Embora seja membro da Aliança Internacional para Energias Limpas, Angola não assinou um acordo-quadro que dá acesso a uma linha de crédito de dois mil milhões de dólares, que visa estimular a produção de energia solar em África. A revelação é do embaixador cessante da Índia em Angola, Kumar Singhal, que avança ainda que, além da mão-de-obra, o crescimento da economia indiana é também impulsionado pelo programa governamental de disponibilização de terras. O diplomata aconselha Angola a aproveitar as energias alternativas, em vez do petróleo.
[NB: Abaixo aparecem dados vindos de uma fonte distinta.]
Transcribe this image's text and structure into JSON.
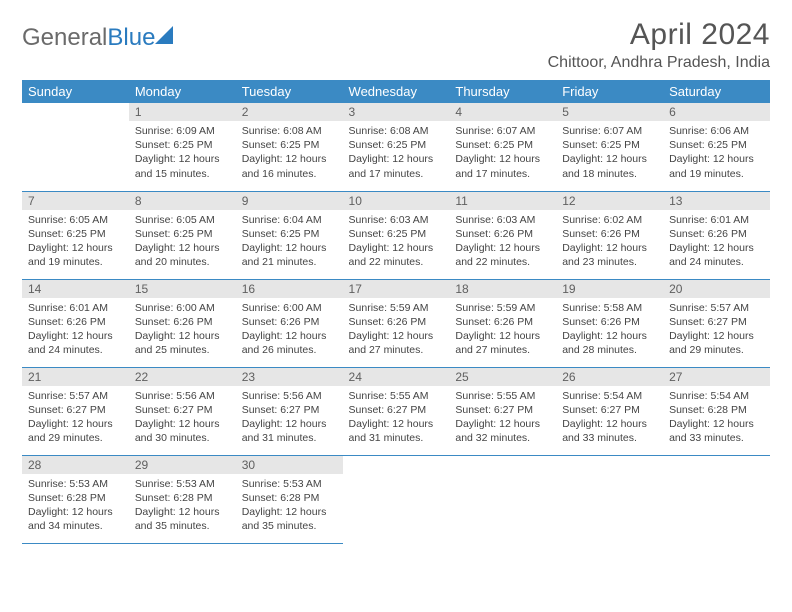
{
  "brand": {
    "part1": "General",
    "part2": "Blue"
  },
  "title": "April 2024",
  "location": "Chittoor, Andhra Pradesh, India",
  "colors": {
    "header_bg": "#3b8ac4",
    "header_text": "#ffffff",
    "daynum_bg": "#e6e6e6",
    "daynum_text": "#606060",
    "body_text": "#444444",
    "rule": "#3b8ac4"
  },
  "weekdays": [
    "Sunday",
    "Monday",
    "Tuesday",
    "Wednesday",
    "Thursday",
    "Friday",
    "Saturday"
  ],
  "weeks": [
    [
      null,
      {
        "n": "1",
        "sr": "Sunrise: 6:09 AM",
        "ss": "Sunset: 6:25 PM",
        "d1": "Daylight: 12 hours",
        "d2": "and 15 minutes."
      },
      {
        "n": "2",
        "sr": "Sunrise: 6:08 AM",
        "ss": "Sunset: 6:25 PM",
        "d1": "Daylight: 12 hours",
        "d2": "and 16 minutes."
      },
      {
        "n": "3",
        "sr": "Sunrise: 6:08 AM",
        "ss": "Sunset: 6:25 PM",
        "d1": "Daylight: 12 hours",
        "d2": "and 17 minutes."
      },
      {
        "n": "4",
        "sr": "Sunrise: 6:07 AM",
        "ss": "Sunset: 6:25 PM",
        "d1": "Daylight: 12 hours",
        "d2": "and 17 minutes."
      },
      {
        "n": "5",
        "sr": "Sunrise: 6:07 AM",
        "ss": "Sunset: 6:25 PM",
        "d1": "Daylight: 12 hours",
        "d2": "and 18 minutes."
      },
      {
        "n": "6",
        "sr": "Sunrise: 6:06 AM",
        "ss": "Sunset: 6:25 PM",
        "d1": "Daylight: 12 hours",
        "d2": "and 19 minutes."
      }
    ],
    [
      {
        "n": "7",
        "sr": "Sunrise: 6:05 AM",
        "ss": "Sunset: 6:25 PM",
        "d1": "Daylight: 12 hours",
        "d2": "and 19 minutes."
      },
      {
        "n": "8",
        "sr": "Sunrise: 6:05 AM",
        "ss": "Sunset: 6:25 PM",
        "d1": "Daylight: 12 hours",
        "d2": "and 20 minutes."
      },
      {
        "n": "9",
        "sr": "Sunrise: 6:04 AM",
        "ss": "Sunset: 6:25 PM",
        "d1": "Daylight: 12 hours",
        "d2": "and 21 minutes."
      },
      {
        "n": "10",
        "sr": "Sunrise: 6:03 AM",
        "ss": "Sunset: 6:25 PM",
        "d1": "Daylight: 12 hours",
        "d2": "and 22 minutes."
      },
      {
        "n": "11",
        "sr": "Sunrise: 6:03 AM",
        "ss": "Sunset: 6:26 PM",
        "d1": "Daylight: 12 hours",
        "d2": "and 22 minutes."
      },
      {
        "n": "12",
        "sr": "Sunrise: 6:02 AM",
        "ss": "Sunset: 6:26 PM",
        "d1": "Daylight: 12 hours",
        "d2": "and 23 minutes."
      },
      {
        "n": "13",
        "sr": "Sunrise: 6:01 AM",
        "ss": "Sunset: 6:26 PM",
        "d1": "Daylight: 12 hours",
        "d2": "and 24 minutes."
      }
    ],
    [
      {
        "n": "14",
        "sr": "Sunrise: 6:01 AM",
        "ss": "Sunset: 6:26 PM",
        "d1": "Daylight: 12 hours",
        "d2": "and 24 minutes."
      },
      {
        "n": "15",
        "sr": "Sunrise: 6:00 AM",
        "ss": "Sunset: 6:26 PM",
        "d1": "Daylight: 12 hours",
        "d2": "and 25 minutes."
      },
      {
        "n": "16",
        "sr": "Sunrise: 6:00 AM",
        "ss": "Sunset: 6:26 PM",
        "d1": "Daylight: 12 hours",
        "d2": "and 26 minutes."
      },
      {
        "n": "17",
        "sr": "Sunrise: 5:59 AM",
        "ss": "Sunset: 6:26 PM",
        "d1": "Daylight: 12 hours",
        "d2": "and 27 minutes."
      },
      {
        "n": "18",
        "sr": "Sunrise: 5:59 AM",
        "ss": "Sunset: 6:26 PM",
        "d1": "Daylight: 12 hours",
        "d2": "and 27 minutes."
      },
      {
        "n": "19",
        "sr": "Sunrise: 5:58 AM",
        "ss": "Sunset: 6:26 PM",
        "d1": "Daylight: 12 hours",
        "d2": "and 28 minutes."
      },
      {
        "n": "20",
        "sr": "Sunrise: 5:57 AM",
        "ss": "Sunset: 6:27 PM",
        "d1": "Daylight: 12 hours",
        "d2": "and 29 minutes."
      }
    ],
    [
      {
        "n": "21",
        "sr": "Sunrise: 5:57 AM",
        "ss": "Sunset: 6:27 PM",
        "d1": "Daylight: 12 hours",
        "d2": "and 29 minutes."
      },
      {
        "n": "22",
        "sr": "Sunrise: 5:56 AM",
        "ss": "Sunset: 6:27 PM",
        "d1": "Daylight: 12 hours",
        "d2": "and 30 minutes."
      },
      {
        "n": "23",
        "sr": "Sunrise: 5:56 AM",
        "ss": "Sunset: 6:27 PM",
        "d1": "Daylight: 12 hours",
        "d2": "and 31 minutes."
      },
      {
        "n": "24",
        "sr": "Sunrise: 5:55 AM",
        "ss": "Sunset: 6:27 PM",
        "d1": "Daylight: 12 hours",
        "d2": "and 31 minutes."
      },
      {
        "n": "25",
        "sr": "Sunrise: 5:55 AM",
        "ss": "Sunset: 6:27 PM",
        "d1": "Daylight: 12 hours",
        "d2": "and 32 minutes."
      },
      {
        "n": "26",
        "sr": "Sunrise: 5:54 AM",
        "ss": "Sunset: 6:27 PM",
        "d1": "Daylight: 12 hours",
        "d2": "and 33 minutes."
      },
      {
        "n": "27",
        "sr": "Sunrise: 5:54 AM",
        "ss": "Sunset: 6:28 PM",
        "d1": "Daylight: 12 hours",
        "d2": "and 33 minutes."
      }
    ],
    [
      {
        "n": "28",
        "sr": "Sunrise: 5:53 AM",
        "ss": "Sunset: 6:28 PM",
        "d1": "Daylight: 12 hours",
        "d2": "and 34 minutes."
      },
      {
        "n": "29",
        "sr": "Sunrise: 5:53 AM",
        "ss": "Sunset: 6:28 PM",
        "d1": "Daylight: 12 hours",
        "d2": "and 35 minutes."
      },
      {
        "n": "30",
        "sr": "Sunrise: 5:53 AM",
        "ss": "Sunset: 6:28 PM",
        "d1": "Daylight: 12 hours",
        "d2": "and 35 minutes."
      },
      null,
      null,
      null,
      null
    ]
  ]
}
Fora o petróleo, quais são as áreas de maior interesse da Índia em Angola?
A relação existente entre Angola e a Índia, no âmbito económico, é multifacetado. Nesta altura, o volume de investimento da Índia em Angola ronda os 1,5 mil milhões de dólares e a Índia está no sector de manufacturação, no fabrico de contentores plásticos, aço e outros bens cosméticos. Recentemente, tivemos aqui a visita do ministro de Estado dos Negócios Estrangeiros da Índia e assinámos um acordo de entendimento na área de informação e tecnologias de informação. Portanto, o nosso relacionamento tem estado a crescer constantemente. Essa relação já existe desde antes da independência de Angola e nos vários sectores, como o político e o económico.
Que apoios concretos a Índia dá a Angola na agricultura?
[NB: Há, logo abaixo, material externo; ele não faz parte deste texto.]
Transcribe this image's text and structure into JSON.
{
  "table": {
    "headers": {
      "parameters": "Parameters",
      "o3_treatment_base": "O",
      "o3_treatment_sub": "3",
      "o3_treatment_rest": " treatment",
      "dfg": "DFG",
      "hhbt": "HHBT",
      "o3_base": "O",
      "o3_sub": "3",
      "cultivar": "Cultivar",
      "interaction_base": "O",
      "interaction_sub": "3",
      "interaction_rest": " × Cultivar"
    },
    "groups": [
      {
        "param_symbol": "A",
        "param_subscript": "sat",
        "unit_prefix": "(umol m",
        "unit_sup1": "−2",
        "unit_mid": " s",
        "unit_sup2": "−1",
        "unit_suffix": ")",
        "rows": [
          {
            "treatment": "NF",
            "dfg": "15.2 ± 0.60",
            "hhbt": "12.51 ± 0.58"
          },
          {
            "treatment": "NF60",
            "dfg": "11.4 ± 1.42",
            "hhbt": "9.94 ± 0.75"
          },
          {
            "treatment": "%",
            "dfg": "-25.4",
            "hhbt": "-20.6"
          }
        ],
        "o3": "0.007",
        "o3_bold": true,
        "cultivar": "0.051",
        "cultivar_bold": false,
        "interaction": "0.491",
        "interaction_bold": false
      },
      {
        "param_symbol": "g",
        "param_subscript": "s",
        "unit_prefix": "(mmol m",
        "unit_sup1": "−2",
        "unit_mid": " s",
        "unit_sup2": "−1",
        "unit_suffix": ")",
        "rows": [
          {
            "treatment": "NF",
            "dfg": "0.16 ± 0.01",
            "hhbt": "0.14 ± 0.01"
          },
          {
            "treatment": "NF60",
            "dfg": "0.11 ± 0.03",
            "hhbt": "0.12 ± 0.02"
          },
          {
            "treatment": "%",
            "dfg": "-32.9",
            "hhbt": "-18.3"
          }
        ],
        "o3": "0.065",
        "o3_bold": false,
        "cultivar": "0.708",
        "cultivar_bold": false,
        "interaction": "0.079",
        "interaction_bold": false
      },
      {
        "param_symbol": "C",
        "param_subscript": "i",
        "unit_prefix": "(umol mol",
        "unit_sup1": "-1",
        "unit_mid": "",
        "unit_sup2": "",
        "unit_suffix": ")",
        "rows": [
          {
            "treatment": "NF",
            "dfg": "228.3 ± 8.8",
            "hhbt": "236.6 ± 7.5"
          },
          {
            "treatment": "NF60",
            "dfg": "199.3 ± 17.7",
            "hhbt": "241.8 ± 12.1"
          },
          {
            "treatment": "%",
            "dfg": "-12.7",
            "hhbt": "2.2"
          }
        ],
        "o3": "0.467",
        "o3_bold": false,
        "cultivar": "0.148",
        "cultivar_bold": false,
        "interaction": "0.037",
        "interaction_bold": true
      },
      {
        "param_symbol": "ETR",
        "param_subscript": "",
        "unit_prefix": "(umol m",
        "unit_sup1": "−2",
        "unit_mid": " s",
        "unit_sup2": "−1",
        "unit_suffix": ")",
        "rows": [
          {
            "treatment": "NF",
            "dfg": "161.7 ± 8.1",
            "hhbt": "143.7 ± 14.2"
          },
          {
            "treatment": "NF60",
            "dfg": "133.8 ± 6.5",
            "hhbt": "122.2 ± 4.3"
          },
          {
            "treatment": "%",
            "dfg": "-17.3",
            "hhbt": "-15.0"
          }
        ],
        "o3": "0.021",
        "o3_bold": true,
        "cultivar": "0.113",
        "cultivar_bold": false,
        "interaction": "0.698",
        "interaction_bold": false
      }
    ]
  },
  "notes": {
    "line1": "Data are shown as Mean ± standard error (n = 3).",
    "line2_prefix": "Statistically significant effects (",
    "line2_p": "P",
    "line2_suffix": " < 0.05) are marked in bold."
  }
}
Temos estado a disponibilizar diferentes apoios. Como sabe, a Índia é um dos maiores países agrícolas. É um dos maiores produtores de cereais do mundo. Temos um memorando de entendimento e espero que seja brevemente assinado entre o Governo angolano e a Índia. É um memorando que já existe desde 2016. Neste mesmo ano, o ministro angolano da Agricultura teve o privilégio de visitar a Índia e esteve em várias instituições de formação. De lá, pôde retirar vantagens que podem ser úteis para Angola. Oferecemos 30 bolsas de estudos, todos os anos, a mais de 140 países. Formamos e, assim sendo, Angola vai beneficiar muito se continuar a mandar os seus quadros para serem formados na Índia.
Angola investe milhões de dólares em barragens para a produção de energia. É assim que a Índia também resolve os problemas de energia?
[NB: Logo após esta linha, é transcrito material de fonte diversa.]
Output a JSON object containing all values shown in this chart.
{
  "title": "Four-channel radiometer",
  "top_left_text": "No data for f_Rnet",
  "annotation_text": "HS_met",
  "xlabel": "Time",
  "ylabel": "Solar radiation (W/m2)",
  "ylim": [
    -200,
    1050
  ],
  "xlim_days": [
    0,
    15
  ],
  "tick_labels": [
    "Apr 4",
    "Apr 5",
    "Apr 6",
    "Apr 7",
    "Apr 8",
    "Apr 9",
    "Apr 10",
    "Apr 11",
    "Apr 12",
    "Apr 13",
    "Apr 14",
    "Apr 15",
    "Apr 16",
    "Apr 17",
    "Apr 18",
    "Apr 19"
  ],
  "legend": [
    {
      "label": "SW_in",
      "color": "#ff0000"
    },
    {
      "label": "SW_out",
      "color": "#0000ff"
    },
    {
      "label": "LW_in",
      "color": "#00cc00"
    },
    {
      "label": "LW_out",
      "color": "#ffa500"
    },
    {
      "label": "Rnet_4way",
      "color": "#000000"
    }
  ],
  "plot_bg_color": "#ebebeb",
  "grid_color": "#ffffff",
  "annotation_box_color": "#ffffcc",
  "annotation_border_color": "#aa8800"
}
É preciso que cada país tenha várias fontes de energia. Existem várias alternativas que os Estados podem assumir. Por exemplo, Angola está abençoada com mais de 300 dias de sol e pode utilizar a energia solar para a electrificação do país. E, como tenho estado a aconselhar as autoridades governamentais durante o meu mandato, como as populações angolanas estão em grupos separados, se usarem apenas energia que vem de barragens, a transmissão pode ser muito cara. Mas usando energia solar, isto já pode ser bastante útil e reduz o custo de fornecimento de energia.
A Índia tem interesse em investir nas energias renováveis?
Angola é membro da Aliança Internacional das Energias Limpas, só que ainda não assinou o acordo-quadro para ter acesso aos dois mil milhões de dólares de linha de crédito existente para países africanos. Aí há uma oportunidade. É interesse do governo indiano que Angola possa fazer uso dessa linha de crédito.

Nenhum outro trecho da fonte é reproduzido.